Privacy professionals may find an upcoming United States Supreme Court case, Sorrell v. IMS Health, to be of interest. Certiorari was granted on January 7, 2011, and both sides are actively engaged in preparing for the case at this time.
Brief History
Three states (NH, ME and VT) have passed laws making it illegal to distribute or use information about doctors’ prescribing practices for marketing purposes. Companies that collect, analyze and distribute the information have challenged the laws in court, saying such laws harm patients and violate the companies’ First Amendment rights to free speech.
On November 23, 2010, the United States Court of Appeals for the Second Circuit overturned Vermont’s statute, holding that the law violates the First Amendment right to free speech.
IMS Health Inc. v. Sorrell
, — F.3d —, 2010 WL 4723183 (2d Cir. Nov. 23, 2010). The United States Court of Appeals for the First Circuit had previously upheld the New Hampshire and Maine statutes. See
IMS Health Inc. v. Mills
, 616 F.3d 7 (1st Cir. 2010);
IMS Health Inc. v. Ayotte
, 550 F.3d 42 (1st Cir. 2008), cert. denied, 129 S. Ct. 2864 (2009). The Supreme Court’s role is to resolve the conflict with these decisions.
Pharmaceutical Marketing at the Heart of the Case
This case involves the use of patient-anonymous prescription history information by pharmaceutical companies to promote the use of their medications through such means as “detailing.” Detailing amounts to voluntary discussions between drug company representatives and prescribers; in these discussions, the uses and benefits of particular medications are discussed so that doctors can learn more about the medications and so that the drug companies can learn more about the doctors’ experiences.
Pharmaceutical companies obtain the information used for detailing from publishers such as the respondents in this case, which collect patient-anonymous prescription history data from pharmacies (the information is first “de-identified,” as that term is defined by HIPAA) and then publish the information in reports.
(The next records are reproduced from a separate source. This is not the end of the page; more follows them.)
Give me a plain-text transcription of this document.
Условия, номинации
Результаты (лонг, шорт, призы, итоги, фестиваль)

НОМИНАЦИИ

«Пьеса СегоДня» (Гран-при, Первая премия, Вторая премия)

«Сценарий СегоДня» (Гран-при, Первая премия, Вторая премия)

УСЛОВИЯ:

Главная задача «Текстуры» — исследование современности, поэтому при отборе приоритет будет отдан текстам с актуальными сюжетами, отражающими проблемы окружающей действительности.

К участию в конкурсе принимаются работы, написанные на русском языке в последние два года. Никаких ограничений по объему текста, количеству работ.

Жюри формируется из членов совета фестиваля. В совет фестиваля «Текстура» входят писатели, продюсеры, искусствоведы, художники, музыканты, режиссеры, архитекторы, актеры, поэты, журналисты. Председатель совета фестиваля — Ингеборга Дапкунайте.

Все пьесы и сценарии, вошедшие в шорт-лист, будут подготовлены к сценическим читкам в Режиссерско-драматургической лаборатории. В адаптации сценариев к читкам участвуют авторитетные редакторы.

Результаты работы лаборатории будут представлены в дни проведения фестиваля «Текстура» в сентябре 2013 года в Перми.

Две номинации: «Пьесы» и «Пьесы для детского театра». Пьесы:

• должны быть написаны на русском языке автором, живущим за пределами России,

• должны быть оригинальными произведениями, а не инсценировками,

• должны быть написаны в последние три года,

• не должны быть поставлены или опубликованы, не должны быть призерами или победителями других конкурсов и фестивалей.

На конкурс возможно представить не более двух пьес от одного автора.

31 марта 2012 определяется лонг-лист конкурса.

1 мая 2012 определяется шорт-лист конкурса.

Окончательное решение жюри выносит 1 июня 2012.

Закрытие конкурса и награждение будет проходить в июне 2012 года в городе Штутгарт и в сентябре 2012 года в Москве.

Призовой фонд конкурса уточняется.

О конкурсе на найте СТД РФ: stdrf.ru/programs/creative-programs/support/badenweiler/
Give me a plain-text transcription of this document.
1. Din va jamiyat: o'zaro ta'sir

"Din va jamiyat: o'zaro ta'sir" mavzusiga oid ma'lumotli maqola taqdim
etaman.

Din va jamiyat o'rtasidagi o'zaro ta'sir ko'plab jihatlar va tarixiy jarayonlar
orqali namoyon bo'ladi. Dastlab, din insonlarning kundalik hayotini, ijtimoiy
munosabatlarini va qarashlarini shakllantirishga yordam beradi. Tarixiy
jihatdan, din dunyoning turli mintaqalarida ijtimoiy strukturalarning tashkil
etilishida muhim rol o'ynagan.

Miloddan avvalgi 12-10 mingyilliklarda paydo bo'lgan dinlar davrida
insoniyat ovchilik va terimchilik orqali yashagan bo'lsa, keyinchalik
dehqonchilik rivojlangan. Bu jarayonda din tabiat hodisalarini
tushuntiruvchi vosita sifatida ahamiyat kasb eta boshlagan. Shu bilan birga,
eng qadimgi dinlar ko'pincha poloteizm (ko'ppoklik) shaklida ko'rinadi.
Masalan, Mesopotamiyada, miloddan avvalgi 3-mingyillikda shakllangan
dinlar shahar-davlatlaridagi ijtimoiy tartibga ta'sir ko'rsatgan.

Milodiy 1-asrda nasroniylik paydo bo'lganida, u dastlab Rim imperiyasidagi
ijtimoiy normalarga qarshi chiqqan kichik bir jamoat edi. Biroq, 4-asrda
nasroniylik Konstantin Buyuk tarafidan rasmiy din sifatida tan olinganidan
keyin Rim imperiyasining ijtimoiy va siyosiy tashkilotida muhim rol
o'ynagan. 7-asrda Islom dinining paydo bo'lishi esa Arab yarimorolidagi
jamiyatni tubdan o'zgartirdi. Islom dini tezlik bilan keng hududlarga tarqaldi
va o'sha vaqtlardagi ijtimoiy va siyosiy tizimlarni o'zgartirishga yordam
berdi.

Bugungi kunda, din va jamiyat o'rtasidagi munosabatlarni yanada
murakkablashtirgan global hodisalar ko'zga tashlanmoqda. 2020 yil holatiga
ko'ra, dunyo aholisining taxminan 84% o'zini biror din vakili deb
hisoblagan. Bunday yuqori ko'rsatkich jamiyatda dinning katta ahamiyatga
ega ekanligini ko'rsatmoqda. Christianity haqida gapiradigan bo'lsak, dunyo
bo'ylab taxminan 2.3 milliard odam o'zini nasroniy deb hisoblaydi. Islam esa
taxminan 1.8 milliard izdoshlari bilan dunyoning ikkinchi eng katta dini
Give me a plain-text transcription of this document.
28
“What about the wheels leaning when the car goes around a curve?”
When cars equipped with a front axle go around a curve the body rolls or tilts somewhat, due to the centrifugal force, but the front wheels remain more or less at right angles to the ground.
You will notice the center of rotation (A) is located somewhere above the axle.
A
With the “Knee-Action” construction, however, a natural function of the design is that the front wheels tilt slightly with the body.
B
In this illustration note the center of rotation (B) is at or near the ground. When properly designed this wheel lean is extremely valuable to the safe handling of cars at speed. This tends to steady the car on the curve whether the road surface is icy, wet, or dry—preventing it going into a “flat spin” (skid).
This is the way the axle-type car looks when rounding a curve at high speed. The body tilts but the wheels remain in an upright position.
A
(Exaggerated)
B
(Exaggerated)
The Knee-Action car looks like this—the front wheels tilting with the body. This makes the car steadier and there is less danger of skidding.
Certain states have grown hostile to the practice of detailing, theorizing that it encourages doctors to prescribe name-brand drugs over generic alternatives, thereby driving up healthcare costs. Rather than seeking to ban the practice directly, Vermont and other states have enacted legislation intended to make detailing less effective by prohibiting the use of prescription-history information for marketing purposes.
Vermont’s statute provides that “[p]harmaceutical manufacturers and pharmaceutical marketers shall not use prescriber-identifiable information for marketing or promoting a prescription drug,” absent the prescriber’s consent. Vt. Stat. Ann. tit. 18, § 4631(d). It does, however, permit the use of prescription-history information for any purpose other than marketing. Id. § 4631(e).
Patient-anonymous prescription-history information is used for a variety of public and private purposes, including clinical research, monitoring and improving drug safety, public health initiatives, measuring and improving health costs, improving quality of care and others.
The Privacy Connection
The Vermont petition for certiorari raises privacy issues, as Vermont analogizes its statute to various laws restricting access to private personal information.
The respondents believe that analogy fails because: 1) pharmacies are required by law to remove all patient-identifying information before transferring prescription-history data, and 2) Vermont’s law does not prohibit the collection of prescription-history information, and it permits the use of such information for any purpose other than promoting a prescription drug.
The Decision
The case is expected to be heard on April 26, 2011, with a ruling expected in June 2011.